The central disc contains an obvious madreporite on its upper surface. This structure filters water used by the animal. The mouth of the animal is found on the underside of the central disc.

There are short, 2 mm spines on the upper surface of the star. While a row of spines generally runs along the top of each arm, they are otherwise scattered across the animal in no particular pattern singly or in clumps of two or three. Both the upper surface and lower surfaces contain tiny pincers, pedicellariae, which likely are used to get rid of encrusting organisms which would otherwise grow on the star.

On the lower, or oral side of the star, deep grooves radiate from the mouth which contain four rows of tube feet. The star uses these to move around, and to capture its prey. The tube feet around the mouth are particularly long, at least equal to the radius of the central disc, to aid in digging prey from the sea bottom.

== Distribution and habitat ==
This sea star occurs along the coast of North America from Sitka, Alaska to La Jolla, California. It is found in Puget Sound. The pink sea star is found in relatively shallow water from the lower intertidal zone to 110 m deep. The animal does not tolerate being out of water very well, so it is generally found on the beach only during very low tides. It prefers quiet waters such as bays and harbors rather than the open ocean coast. It lives on the sea bed, preferring sandy and muddy bottoms where its main prey is found. It can, however, sometimes be found on rocky bottoms or pilings. It avoids areas of low salinity.

==Reproduction and life cycle==

Pink sea stars are primarily gonochoric, which is to say that individuals are either male or female. Each arm contains two gonads. These stars lift their central discs off the bottom to spawn, releasing their microscopic gametes into the water. Their eggs are 165 um in diameter. It is thought that groups of stars use environmental signals to coordinate spawning to increase the chances of fertilization. Once fertilization has occurred, the zygote develops into a planktonic larva which feeds on small algae. The larva proceeds through several developmental phases. It becomes a gastrula in 2 to 3 days, a bipinnaria in 5 days, and finally a brachiolaria. Towards the end of the last stage the larva develops a large sack like structure, a primordium, and begins searching for a suitable surface on which to settle. After settling to the bottom, the larva develops into a juvenile sea star.

== Feeding behavior ==
The pink sea star is a carnivore and scavenger. Its main prey is bivalves. It hunts, captures, and eats cockles, including Nuttall's cockle, butter clams, jackknife clams, horse clams, littleneck clams, and geoduck clams. How it locates buried clams is unknown, but once it finds a buried clam it will dig down to it by using its tube feet to push bits of sediment from near its mouth to the ends of its arms. Holes as deep as 10 cm have been observed.

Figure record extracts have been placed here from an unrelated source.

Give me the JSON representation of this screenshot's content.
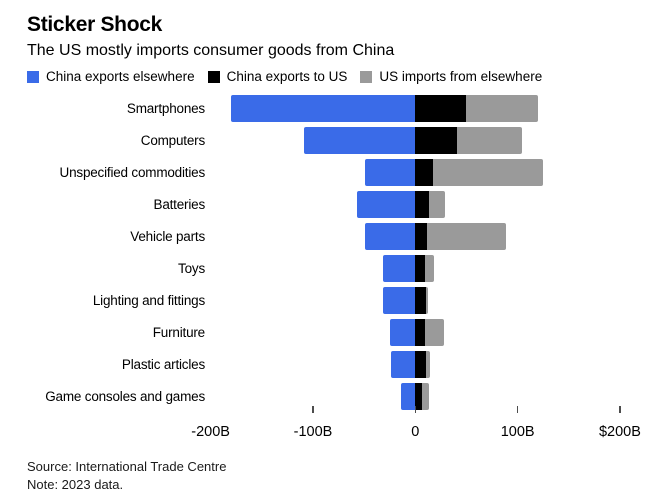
{
  "title": "Sticker Shock",
  "subtitle": "The US mostly imports consumer goods from China",
  "legend": {
    "items": [
      {
        "name": "china-exports-elsewhere",
        "label": "China exports elsewhere",
        "color": "#3A6BE8"
      },
      {
        "name": "china-exports-to-us",
        "label": "China exports to US",
        "color": "#000000"
      },
      {
        "name": "us-imports-from-elsewhere",
        "label": "US imports from elsewhere",
        "color": "#9A9A9A"
      }
    ]
  },
  "footer": {
    "source": "Source: International Trade Centre",
    "note": "Note: 2023 data."
  },
  "colors": {
    "blue": "#3A6BE8",
    "black": "#000000",
    "gray": "#9A9A9A",
    "background": "#FFFFFF",
    "tick": "#4D4D4D"
  },
  "chart_data": {
    "type": "bar",
    "variant": "horizontal-diverging-stacked",
    "unit": "USD billions",
    "title": "Sticker Shock",
    "subtitle": "The US mostly imports consumer goods from China",
    "grid": false,
    "legend_position": "top",
    "categories": [
      "Smartphones",
      "Computers",
      "Unspecified commodities",
      "Batteries",
      "Vehicle parts",
      "Toys",
      "Lighting and fittings",
      "Furniture",
      "Plastic articles",
      "Game consoles and games"
    ],
    "series": [
      {
        "name": "China exports elsewhere",
        "side": "left",
        "color": "#3A6BE8",
        "values": [
          180,
          109,
          49,
          57,
          49,
          32,
          32,
          25,
          24,
          14
        ]
      },
      {
        "name": "China exports to US",
        "side": "right",
        "color": "#000000",
        "values": [
          50,
          41,
          17,
          13,
          11,
          9,
          10,
          9,
          10,
          7
        ]
      },
      {
        "name": "US imports from elsewhere",
        "side": "right-stacked",
        "color": "#9A9A9A",
        "values": [
          70,
          63,
          108,
          16,
          78,
          9,
          2,
          19,
          4,
          6
        ]
      }
    ],
    "x_axis": {
      "xlim": [
        -200,
        248
      ],
      "ticks": [
        {
          "value": -200,
          "label": "-200B",
          "tick_mark": false
        },
        {
          "value": -100,
          "label": "-100B",
          "tick_mark": true
        },
        {
          "value": 0,
          "label": "0",
          "tick_mark": true
        },
        {
          "value": 100,
          "label": "100B",
          "tick_mark": true
        },
        {
          "value": 200,
          "label": "$200B",
          "tick_mark": true
        }
      ]
    }
  }
}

It is a slow-motion hunter; it may take it several days to dig its prey from the sediment, latch on to it with its tube feet, and pull the valves open. At this point, the star everts its stomach through its mouth and forces it into the shell. The star can push its stomach as far as 8 cm from its mouth. The pink sea star secretes digestive fluids and eats the bivalve inside its own shell.

This star is opportunistic in its feeding and will eat other animals besides bivalves when available. It will eat sand dollars, snails, including Kellet's whelk, barnacles, polychaete worms, and small Dungeness crabs. It feeds on carrion, including dead fish and squid.

It is competitive with sunflower stars and will fight with them over prey items.

== Predators ==
Sea otters have been observed to rip off an arm of this sea star to eat the gonads inside. Gulls will attempt to consume a pink sea star exposed at low tide. They are also preyed upon by other sea stars, such as the morning sun star. Sheep crabs also eat these sea stars. It is likely that the largest animals escape predation simply because of their size.